The American crocodile is present in this New World. In Hispaniola, American turtle is so well established that it represents one of the largest wildlife crocodile populations in the world. The solenodon is an insectivore not dissimilar to rat but aesthetically pleasing. The hutia is another small rodent living in the caves and tree trunks of the Republic.
The West Indian manatee is another endangered marine animal. It can be seen in the coastal areas of the national parks or in Samana Bay. Nicknamed the 'sea cow', manatees can grow to over 3.5 meters in length and they graze on aquatic plants on the ocean floor. Among land mammals most of what we see today including the dogs, cats, pigs, boars, horses, rats and mice were introduced by the Europeans.
Reptiles and amphibians are not particularly abundant, but the species unique to this island are invariably under threat. In the mountains there are yet more species such as Antillean siskin and the white necked crow, the green tailed warbler and numerous butterfly and hummingbirds.
Indigenous species and wintering birds from North American mainland frequent the Dominican Republic. The Hispaniolan parrot, woodpecker, traogon, parakeet, the palmchat and several types of owls and pigeons including the white crowned pigeon nest here. Great egrets, American frigate birds, brown pelicans, blue herons, glossy ibis and ruddy ducks and flamingos are relatively common especially on the off shore islands of Dominican Republic and around the numerous lakes and lagoons on the mainland.
In a country with the highest and lowest points in the West Indies, it is not surprising to find impressive plant life. The most common are the subtropical forest, and lush green, exotic and eminently healthy landscape associated with the Caribbean. Royal palms, coconut palms, Hispaniolan mahogany and West Indian cedar, wild olive, American musk wood and others are popular. The Dominican coastline boasts of red, white and button mangroves - a wondrous sight amidst the steep mountain cliffs indeed.

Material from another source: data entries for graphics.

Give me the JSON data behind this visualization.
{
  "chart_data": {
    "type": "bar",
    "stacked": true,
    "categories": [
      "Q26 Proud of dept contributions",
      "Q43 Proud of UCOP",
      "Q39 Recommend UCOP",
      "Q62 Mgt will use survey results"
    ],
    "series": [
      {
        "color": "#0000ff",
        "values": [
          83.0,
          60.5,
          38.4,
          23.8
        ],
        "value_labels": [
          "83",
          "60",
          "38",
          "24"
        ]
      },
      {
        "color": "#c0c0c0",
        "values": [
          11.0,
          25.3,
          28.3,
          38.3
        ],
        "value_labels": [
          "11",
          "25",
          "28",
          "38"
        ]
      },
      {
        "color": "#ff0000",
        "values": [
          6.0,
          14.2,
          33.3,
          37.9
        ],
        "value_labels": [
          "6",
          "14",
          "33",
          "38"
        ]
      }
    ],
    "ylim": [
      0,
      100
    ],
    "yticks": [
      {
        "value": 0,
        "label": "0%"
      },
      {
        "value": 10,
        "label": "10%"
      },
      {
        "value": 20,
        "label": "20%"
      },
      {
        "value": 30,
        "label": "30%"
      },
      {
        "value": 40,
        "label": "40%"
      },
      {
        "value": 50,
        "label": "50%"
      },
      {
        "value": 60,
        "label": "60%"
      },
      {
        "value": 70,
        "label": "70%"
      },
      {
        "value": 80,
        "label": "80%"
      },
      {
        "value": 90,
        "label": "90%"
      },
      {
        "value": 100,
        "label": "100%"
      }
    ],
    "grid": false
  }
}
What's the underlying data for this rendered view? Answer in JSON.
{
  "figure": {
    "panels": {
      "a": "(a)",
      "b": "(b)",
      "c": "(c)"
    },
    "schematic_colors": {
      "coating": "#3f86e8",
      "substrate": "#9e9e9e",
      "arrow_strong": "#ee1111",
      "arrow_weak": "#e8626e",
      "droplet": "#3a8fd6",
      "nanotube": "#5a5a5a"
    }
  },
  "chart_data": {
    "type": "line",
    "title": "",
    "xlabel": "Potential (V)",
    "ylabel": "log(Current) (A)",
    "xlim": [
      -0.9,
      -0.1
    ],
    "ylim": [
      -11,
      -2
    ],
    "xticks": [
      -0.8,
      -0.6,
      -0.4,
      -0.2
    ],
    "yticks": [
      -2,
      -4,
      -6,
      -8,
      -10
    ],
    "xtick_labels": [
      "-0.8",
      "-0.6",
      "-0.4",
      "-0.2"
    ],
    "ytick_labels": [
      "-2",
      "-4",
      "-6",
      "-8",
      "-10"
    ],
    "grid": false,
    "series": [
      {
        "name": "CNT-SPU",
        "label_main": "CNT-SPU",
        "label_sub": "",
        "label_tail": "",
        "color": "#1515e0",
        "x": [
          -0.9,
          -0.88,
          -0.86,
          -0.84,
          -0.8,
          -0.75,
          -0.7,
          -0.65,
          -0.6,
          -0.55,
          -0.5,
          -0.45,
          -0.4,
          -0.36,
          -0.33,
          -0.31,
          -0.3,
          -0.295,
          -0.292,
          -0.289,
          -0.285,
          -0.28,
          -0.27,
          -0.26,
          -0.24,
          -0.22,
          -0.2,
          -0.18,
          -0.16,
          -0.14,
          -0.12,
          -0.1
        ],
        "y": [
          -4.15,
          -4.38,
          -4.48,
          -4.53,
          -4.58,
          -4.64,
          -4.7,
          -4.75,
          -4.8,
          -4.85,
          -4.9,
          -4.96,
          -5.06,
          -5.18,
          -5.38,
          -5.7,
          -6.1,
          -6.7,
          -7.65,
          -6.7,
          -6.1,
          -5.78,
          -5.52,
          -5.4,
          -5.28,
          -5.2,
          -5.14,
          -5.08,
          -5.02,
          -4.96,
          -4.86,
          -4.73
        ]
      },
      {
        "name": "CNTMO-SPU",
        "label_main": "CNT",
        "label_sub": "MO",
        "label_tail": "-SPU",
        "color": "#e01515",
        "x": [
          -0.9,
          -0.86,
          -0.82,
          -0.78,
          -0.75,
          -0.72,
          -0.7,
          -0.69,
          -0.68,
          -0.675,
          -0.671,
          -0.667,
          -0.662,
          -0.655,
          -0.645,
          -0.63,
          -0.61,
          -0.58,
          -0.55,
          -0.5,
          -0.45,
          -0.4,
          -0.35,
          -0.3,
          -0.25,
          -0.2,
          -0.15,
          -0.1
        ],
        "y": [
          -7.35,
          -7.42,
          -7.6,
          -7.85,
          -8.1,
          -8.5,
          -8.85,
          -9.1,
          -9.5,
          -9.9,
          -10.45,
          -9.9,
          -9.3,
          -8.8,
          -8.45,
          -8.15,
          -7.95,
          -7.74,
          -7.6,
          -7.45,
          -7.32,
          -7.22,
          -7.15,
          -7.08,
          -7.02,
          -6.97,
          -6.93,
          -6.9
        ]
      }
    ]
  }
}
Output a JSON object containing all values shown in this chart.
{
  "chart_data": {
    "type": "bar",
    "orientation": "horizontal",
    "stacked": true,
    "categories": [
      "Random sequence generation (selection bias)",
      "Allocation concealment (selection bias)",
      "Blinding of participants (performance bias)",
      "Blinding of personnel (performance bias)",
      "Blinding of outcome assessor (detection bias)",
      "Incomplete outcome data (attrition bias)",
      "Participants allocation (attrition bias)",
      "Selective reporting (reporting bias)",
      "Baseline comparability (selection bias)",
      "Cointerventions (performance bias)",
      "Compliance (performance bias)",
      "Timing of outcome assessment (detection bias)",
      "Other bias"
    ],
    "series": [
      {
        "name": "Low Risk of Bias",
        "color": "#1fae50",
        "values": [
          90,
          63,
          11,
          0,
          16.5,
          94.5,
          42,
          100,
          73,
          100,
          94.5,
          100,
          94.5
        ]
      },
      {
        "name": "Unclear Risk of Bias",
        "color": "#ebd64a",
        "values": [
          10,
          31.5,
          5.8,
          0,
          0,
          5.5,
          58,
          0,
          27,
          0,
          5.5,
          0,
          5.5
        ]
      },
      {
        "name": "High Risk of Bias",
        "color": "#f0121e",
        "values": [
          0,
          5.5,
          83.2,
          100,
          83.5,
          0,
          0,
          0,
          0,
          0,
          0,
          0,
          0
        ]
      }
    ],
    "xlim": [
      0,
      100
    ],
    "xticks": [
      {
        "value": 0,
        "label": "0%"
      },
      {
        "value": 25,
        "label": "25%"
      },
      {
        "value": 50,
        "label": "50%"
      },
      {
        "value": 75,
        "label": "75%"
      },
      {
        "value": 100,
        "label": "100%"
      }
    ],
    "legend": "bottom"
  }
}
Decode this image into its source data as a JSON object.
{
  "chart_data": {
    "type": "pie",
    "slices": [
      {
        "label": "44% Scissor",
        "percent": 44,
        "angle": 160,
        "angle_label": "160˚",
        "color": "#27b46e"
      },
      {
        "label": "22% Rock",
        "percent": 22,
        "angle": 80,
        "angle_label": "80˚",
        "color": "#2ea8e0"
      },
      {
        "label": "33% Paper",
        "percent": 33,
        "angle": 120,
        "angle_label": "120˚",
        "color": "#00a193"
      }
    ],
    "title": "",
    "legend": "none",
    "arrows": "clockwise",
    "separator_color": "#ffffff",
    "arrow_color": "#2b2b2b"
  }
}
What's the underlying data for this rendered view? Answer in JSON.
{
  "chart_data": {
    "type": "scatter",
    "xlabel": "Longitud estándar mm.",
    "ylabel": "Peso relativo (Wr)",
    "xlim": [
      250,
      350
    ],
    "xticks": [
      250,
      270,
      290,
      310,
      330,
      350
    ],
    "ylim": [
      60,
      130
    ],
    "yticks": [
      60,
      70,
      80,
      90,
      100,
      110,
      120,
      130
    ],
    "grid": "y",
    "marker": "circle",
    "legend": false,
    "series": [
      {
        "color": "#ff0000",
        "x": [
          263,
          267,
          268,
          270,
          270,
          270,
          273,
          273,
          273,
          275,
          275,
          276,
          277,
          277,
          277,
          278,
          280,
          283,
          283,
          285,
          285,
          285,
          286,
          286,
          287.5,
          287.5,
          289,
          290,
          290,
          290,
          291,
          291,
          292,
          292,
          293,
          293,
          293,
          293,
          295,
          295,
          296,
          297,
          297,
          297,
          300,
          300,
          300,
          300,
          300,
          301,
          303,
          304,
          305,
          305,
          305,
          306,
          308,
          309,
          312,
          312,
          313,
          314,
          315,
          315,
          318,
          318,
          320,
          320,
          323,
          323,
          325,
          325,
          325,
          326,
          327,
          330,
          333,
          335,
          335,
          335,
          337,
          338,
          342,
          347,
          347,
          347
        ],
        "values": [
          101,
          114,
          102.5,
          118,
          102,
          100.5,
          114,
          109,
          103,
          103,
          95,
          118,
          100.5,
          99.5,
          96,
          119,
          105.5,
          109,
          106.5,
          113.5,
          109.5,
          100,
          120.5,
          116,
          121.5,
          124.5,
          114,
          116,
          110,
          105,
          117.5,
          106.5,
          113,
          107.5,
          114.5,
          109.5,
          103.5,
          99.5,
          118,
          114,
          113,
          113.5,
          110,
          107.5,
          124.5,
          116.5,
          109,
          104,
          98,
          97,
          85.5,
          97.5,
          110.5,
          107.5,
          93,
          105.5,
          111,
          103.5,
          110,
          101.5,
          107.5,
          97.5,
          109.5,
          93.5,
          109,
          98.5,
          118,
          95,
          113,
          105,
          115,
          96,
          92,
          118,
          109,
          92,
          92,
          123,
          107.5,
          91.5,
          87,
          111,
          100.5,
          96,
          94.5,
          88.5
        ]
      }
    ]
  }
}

When to visit Dominican Republic
Anytime of the year is good time to visit this place. The climate is warm and generally sunny all year round. Some call the weather here as 'the endless summer'. The busiest tourist season is although December through April where many North Americans and Europeans visit. The next busiest periods is the summer months - June through September, during the vacations.
There are slight variations in climate between the summer and winter months. The so called cool or winter season runs from November to April. Now the humidity is low and it tends to be cool down in the evenings and the coastal beach regions experience highs of around 28 degree C during the day and lows of about 20 degree C in the evenings.
The mountainous interior is relatively cooler and the highest mountain peaks can drop below the freezing point. On rare occasions, frost can also be sighted at the top of the peaks.
The heaviest rainfall is between May and November. Torrential downpour like conditions can certainly occur in all areas of the Dominican Republic. But showers tend to be short lived and the sun shining brightly returns within half an hour.
Like most of the Caribbean, this Republic is located in an area where hurricanes can occur. The Caribbean hurricane season runs from the beginning of June to end of November. Historically, most of the hurricanes have taken place during the months of August and September.
A typically Caribbean fare awaits the tourists in the Dominican Republic. With lots of tropical fruits, rice, beans and seafood, it is great to taste.